Technology
Trips Raises $2.5M To Give Creators New Opportunities From Their IP
New York-based startup Trips is looking to empower content creators by enabling them to better monetize and protect their intellectual property. The company, which launched in late 2023, uses blockchain technology to help creators establish initial digital provenance for their copyrighted material. It also aims to provide creators access to new liquidity opportunities backed by their creations.
“Creators lack access to capital to monetize their assets, grow their businesses and reach financial stability,” said Michael Finkelstein, CEO and founder of Trips, in an interview. “Trips presents a novel pathway for content creators to harness their copyrights into a tangible financial resource.”
The platform allows creators to authenticate themselves, link content platforms like YouTube, and register their copyright ownership on a blockchain, referred to by the company as a Tokenized Copyright Interest (TCI). Creators can then enable various monetization features entirely under their control through Trips interface.
“Our commitment lies in empowering creators to effectively navigate the digital world by building great products that promote their success and ensure the preservation of their creative ownership,” Finkelstein said.
Trips Raises $2.5M To Give Creators New OpportunitiesFrom Their IP
Trips is targeting the fast-growing creator economy, which CEO Michael Finkelstein estimates already encompasses some 200 million people globally. He expects that number to reach 1 billion by 2028 based on projections.
The startup aims to empower this new class of entrepreneurs by providing tools to better monetize and protect their content while also accessing new forms of financing.
“Whether you’re a musician or whether you’re a long form creator posting on YouTube or whether you’re a short form creator posting on TikTok, I think all of those folks are looking at themselves and saying, how do I make this a full time job?” said Finkelstein.
Trips is starting with a focus on long-form video creators on platforms like YouTube. But Finkelstein envisions the startup eventually expanding into other verticals like music, photography and beyond.
“Focusing on one type of content creation creator within a broader scope allows us to, we think, deliver a great product for them and then in the future, move forward and deliver additional products,” he said.
Trips aims to differentiate in the market by keeping creators’ interests front and center.
“Everything we do, everything we want, and everything we build is really around helping creators achieve those goals,” said Finkelstein. That involves not just enabling monetization, but also boosting protections.
By registering copyright claims on the blockchain, Trips wants to help inoculate creators against unauthorized usage or derivative works. And by improving access to capital based on the underlying assets, the goal is to provide new funding streams to spur small business growth.
“What sets Trip apart is really a couple of things,” said Finkelstein, pointing toward this advocacy angle tied to both empowering creators financially while safeguarding their intellectual property in digital spaces.

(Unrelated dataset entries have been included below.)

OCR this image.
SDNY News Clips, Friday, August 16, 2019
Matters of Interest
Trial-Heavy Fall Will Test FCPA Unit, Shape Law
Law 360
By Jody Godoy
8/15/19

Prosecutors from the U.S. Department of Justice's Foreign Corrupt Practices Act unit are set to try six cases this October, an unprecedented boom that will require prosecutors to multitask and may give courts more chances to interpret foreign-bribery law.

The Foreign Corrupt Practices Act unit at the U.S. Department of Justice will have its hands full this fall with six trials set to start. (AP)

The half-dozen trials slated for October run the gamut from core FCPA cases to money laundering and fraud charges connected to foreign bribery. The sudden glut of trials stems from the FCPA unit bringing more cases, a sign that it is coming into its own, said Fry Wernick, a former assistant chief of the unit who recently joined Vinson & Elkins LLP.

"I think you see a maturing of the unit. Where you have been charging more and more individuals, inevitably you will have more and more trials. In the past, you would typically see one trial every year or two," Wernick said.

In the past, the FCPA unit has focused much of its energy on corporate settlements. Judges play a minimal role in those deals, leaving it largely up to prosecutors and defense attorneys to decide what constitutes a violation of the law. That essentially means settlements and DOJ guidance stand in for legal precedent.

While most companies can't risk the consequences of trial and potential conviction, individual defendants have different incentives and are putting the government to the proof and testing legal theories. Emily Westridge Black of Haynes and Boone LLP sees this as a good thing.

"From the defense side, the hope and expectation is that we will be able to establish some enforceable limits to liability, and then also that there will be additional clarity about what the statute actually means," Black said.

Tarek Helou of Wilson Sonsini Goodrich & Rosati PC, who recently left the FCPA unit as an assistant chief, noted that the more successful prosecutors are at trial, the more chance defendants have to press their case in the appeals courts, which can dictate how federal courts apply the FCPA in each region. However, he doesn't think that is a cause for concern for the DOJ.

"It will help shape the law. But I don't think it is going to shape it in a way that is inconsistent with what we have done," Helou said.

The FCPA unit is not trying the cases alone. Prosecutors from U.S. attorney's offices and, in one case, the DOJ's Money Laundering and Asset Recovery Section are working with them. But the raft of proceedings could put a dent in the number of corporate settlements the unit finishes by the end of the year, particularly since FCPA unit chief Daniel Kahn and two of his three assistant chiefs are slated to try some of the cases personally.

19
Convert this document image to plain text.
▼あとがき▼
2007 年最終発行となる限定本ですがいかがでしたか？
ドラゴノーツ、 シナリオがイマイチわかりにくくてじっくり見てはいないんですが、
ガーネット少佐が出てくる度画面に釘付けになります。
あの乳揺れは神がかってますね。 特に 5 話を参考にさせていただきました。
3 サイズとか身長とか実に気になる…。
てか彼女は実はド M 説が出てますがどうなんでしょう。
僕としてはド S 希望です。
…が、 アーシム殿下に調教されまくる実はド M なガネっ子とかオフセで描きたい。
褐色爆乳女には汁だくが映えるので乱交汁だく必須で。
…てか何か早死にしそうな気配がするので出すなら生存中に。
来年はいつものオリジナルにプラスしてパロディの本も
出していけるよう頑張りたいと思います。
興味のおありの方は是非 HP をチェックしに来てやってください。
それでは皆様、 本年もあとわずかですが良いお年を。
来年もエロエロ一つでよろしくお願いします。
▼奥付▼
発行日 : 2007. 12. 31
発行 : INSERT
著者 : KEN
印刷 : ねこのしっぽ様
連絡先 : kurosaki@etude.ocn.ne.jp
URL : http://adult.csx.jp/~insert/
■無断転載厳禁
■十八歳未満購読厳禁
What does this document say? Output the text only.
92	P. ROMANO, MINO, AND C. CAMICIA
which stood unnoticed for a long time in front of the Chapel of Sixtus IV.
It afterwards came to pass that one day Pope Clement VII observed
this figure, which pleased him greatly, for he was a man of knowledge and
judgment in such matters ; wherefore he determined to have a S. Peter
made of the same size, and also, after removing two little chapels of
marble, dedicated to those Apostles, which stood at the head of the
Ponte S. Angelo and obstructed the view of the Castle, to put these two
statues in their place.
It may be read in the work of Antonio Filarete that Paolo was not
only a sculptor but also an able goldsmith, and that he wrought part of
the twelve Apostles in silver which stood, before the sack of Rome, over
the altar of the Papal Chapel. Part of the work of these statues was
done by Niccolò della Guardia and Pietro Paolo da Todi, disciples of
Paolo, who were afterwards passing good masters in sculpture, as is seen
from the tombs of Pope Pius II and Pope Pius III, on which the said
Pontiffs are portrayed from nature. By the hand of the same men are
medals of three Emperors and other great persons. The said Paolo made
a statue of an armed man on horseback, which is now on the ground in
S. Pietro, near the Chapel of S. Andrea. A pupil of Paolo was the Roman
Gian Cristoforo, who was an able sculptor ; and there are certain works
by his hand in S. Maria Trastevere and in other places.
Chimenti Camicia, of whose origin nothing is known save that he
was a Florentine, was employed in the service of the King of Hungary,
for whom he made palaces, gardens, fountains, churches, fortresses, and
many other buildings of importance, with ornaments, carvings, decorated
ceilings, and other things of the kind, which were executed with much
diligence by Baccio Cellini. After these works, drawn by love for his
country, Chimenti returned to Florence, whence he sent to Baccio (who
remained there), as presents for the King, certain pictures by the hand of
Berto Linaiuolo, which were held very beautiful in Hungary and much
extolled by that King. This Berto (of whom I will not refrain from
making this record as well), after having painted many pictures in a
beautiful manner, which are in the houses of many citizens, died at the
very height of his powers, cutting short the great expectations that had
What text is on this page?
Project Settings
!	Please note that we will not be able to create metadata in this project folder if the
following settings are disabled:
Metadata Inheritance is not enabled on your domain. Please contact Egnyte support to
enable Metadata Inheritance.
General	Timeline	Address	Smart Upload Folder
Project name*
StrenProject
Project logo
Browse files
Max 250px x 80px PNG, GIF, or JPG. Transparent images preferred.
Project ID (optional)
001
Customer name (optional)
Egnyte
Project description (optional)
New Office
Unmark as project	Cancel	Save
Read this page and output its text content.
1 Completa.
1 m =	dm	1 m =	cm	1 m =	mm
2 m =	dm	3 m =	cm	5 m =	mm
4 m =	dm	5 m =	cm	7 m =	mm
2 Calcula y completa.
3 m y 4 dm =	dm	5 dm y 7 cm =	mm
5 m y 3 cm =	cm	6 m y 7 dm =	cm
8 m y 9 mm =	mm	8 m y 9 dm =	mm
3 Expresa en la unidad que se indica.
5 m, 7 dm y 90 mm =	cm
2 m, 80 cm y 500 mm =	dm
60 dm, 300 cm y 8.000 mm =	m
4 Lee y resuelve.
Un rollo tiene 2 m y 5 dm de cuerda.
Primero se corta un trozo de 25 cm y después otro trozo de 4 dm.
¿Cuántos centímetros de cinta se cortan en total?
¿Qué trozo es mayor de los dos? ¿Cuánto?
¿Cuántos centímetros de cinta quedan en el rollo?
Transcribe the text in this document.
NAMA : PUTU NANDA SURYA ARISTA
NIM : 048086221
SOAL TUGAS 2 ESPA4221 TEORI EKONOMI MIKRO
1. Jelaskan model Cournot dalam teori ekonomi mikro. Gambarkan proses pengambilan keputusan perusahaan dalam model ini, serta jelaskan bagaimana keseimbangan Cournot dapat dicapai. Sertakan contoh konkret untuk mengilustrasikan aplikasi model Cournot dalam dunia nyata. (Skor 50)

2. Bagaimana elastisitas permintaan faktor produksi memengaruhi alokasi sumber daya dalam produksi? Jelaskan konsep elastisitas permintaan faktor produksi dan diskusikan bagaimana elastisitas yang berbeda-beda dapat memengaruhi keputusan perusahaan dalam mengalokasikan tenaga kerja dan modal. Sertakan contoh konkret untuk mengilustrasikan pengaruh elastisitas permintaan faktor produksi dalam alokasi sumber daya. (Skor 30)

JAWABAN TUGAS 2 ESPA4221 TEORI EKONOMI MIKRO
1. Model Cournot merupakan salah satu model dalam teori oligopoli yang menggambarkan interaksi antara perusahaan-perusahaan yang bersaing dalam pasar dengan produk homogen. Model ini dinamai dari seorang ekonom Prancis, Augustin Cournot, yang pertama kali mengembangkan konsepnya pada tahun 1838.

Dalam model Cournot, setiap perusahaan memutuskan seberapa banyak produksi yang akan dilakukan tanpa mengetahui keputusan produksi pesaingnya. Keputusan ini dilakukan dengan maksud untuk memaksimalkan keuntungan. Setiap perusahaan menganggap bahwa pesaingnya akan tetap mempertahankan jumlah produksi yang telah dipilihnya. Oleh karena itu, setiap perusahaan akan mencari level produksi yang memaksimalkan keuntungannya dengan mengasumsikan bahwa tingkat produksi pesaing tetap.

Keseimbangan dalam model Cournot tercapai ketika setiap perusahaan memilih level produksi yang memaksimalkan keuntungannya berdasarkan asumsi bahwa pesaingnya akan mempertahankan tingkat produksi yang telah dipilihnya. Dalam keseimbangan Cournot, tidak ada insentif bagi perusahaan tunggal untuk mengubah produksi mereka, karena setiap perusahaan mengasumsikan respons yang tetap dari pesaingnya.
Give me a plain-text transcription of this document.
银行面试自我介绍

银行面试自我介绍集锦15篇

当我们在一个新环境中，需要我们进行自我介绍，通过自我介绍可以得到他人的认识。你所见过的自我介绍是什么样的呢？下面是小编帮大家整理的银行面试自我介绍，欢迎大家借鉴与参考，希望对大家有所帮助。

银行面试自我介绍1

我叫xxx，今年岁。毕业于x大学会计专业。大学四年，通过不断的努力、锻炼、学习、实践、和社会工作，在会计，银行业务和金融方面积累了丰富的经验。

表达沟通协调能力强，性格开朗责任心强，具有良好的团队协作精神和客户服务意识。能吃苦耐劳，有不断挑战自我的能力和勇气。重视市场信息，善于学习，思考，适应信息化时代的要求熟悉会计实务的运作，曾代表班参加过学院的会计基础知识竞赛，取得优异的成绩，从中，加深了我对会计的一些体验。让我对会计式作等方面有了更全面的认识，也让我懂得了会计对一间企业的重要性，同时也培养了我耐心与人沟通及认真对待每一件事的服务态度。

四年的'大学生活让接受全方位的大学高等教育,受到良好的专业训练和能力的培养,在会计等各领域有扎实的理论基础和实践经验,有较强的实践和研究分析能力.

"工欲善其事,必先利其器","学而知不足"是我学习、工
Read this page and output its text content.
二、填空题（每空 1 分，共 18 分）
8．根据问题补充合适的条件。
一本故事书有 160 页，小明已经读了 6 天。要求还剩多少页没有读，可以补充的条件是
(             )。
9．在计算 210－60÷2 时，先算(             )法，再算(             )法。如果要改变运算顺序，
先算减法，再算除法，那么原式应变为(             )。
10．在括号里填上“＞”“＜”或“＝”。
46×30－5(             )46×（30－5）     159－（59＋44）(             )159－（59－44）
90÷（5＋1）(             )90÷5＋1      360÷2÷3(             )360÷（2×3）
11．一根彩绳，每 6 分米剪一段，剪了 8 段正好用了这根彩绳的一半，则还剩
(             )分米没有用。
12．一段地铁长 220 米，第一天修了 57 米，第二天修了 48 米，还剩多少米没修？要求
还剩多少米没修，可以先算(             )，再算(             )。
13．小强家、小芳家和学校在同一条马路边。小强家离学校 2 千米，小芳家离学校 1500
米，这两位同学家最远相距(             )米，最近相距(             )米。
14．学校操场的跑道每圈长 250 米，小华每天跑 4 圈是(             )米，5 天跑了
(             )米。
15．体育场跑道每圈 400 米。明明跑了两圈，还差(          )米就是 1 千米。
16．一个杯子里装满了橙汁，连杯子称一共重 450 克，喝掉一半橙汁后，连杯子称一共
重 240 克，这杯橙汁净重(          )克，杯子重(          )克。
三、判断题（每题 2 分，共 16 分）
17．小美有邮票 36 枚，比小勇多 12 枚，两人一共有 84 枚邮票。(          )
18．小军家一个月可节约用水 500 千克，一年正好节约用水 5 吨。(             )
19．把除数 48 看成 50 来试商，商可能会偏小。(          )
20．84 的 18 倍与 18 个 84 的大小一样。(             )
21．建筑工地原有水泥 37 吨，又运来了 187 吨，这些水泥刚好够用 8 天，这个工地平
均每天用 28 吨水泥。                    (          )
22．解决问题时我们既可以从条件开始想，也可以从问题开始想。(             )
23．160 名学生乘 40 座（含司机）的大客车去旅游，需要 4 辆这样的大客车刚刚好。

Trips raised $2.5 million in pre-seed funding led by VC firms Shima Capital, Animal Capital and Blackwood Ventures. Blizzard, the Avalanche Ecosystem Fund, which invests in startups building on the Avalanche blockchain, also participated. Trips is deploying on Avalanche’s Evergreen platform.
“Now is the time to empower every creator to take control of their intellectual property through a transformative approach that acknowledges their rights, while simultaneously expanding their financial possibilities,” said Animal Capital’s Marshall Sandman. “Trips represents the crucial innovation needed at this intersection of technology, creativity and finance.”
According to Finkelstein, the idea for Trips was born from the notion that every creator should have a path toward financial freedom and independence. By allowing creators to better safeguard their works via blockchain technology, while also transforming their copyrights into “financial assets that work for them,” the goal is to provide new monetization on-ramps and opportunities.
Finkelstein has past experience at the intersection of copyrights, fintech and data. He helped build and eventually sell a music copyright and dance label business to BMG Rights. He also founded The Credit Junction, which leveraged data to provide small business loans.
The launch of Trips’ creator monetization platform is just the initial building block according to CEO Michael Finkelstein. “Integrating with more platforms is absolutely going to happen,” he said, noting ongoing evaluations to determine which sites or apps come next.
But Finkelstein also envisions expanding the financial services and products offered over time beyond the startup’s initial funding opportunities. “I think the expansion of financial opportunities for the creators…creates a suite of opportunities,” he said.
By ultimately providing a wider array of monetization options tied directly to creators’ copyright assets, as well as a broader suite of financial tools tailored to independents’ needs, the goal is further empower entrepreneurial success.
“It creates a suite of opportunities for wherever you create on the one side,” said Finkelstein, “and then creates really [the opportunity to provide] services and financial services from the other side.” That fuller vision may unfold gradually, but Trips hopes its blockchain-powered platform is just the start.